Searching for "power down PCIe card" shows that you are not the only one looking for this capability. Some of the results, for example "Switch off the discreet PCI-e vidcard" (what a sweet typo!) state that it is impossible, but do not back this up.
Others such as Anyone know how to power-off a PCIe slot? (eg. video card) approach this more seriously, but did not succeed.
There's even an existing question about this here, Is it possible to power off a PCIe video card/slot? (eg. hot-plug), without a solution, though (you should have mentioned that! ;-).
You state HD6700 in one place and HD6500 in the other. Which one is it?
The actual model names have at least one more significant digit. 6570, 6750, 6770 and 6790 all have different idle power draws.
According to http://en.wikipedia.org/wiki/Northern_Islands_(GPU_family)#ASIC_table,
the power draw is between 10 and 19 Watt.
19 Watt is not much, but apparently still needs active cooling.
You said that you want the fan off, so your underlying problem is apparently its noise.
You might be able to lower the fan speed using ATI-specific software tools (I have NV, so don't know which ones would work for you).
My guess is that desktop operating systems nowadays do not care enough about this amount of wasted power, and simply do not support turning off the power of a PCIe card.
(But they should, in my opinion.)
If you are really interested, you could look at what mobile device OSs such as Linux (including Android), are doing. They dynamically power up and down devices to save power.

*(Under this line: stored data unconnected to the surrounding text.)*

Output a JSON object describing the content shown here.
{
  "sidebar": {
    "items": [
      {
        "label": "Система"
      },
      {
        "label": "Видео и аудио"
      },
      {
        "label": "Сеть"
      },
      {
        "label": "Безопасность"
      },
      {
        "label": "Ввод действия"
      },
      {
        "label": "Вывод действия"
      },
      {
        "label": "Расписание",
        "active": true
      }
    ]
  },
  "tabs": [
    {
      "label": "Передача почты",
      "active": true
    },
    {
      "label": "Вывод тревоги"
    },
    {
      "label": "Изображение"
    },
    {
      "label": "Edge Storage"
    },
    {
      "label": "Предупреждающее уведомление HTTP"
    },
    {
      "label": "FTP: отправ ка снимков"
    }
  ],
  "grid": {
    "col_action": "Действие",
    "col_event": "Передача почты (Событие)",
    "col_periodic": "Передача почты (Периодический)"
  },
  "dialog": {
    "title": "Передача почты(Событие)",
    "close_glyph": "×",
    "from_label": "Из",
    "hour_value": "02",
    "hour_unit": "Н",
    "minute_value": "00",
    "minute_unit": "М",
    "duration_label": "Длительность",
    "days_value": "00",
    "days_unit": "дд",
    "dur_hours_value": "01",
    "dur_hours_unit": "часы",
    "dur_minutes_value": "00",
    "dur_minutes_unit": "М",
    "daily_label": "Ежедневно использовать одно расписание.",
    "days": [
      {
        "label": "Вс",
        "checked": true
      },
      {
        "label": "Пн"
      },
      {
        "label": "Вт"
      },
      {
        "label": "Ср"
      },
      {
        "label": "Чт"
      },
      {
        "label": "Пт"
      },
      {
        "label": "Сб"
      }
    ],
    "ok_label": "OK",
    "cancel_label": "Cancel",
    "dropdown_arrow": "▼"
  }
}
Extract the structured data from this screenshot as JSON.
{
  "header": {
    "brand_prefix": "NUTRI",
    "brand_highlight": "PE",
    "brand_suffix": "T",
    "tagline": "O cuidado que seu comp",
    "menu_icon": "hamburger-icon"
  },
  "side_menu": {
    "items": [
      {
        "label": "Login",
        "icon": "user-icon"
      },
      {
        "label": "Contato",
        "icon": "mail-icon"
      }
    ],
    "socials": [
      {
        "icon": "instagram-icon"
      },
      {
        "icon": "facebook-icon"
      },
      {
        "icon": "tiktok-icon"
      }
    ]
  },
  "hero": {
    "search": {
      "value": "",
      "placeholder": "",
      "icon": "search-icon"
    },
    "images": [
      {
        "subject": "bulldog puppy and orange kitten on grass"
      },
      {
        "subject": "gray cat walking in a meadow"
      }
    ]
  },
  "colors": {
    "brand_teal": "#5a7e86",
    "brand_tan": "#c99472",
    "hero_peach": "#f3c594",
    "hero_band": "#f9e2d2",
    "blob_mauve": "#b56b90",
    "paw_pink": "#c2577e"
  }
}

On the GTA04-owners mailing list at least there are several discussions regarding how to power up and down devices like wifi, bluetooth and others. They at least know how power control interfaces look like under Linux. This might help you find out whether this has ever been implemented for PCIe devices.
Depending on how often you need the discrete card's 3D power, your best option might be to remove the card (as you said). Or put it in a separate PC, that you boot only when needed.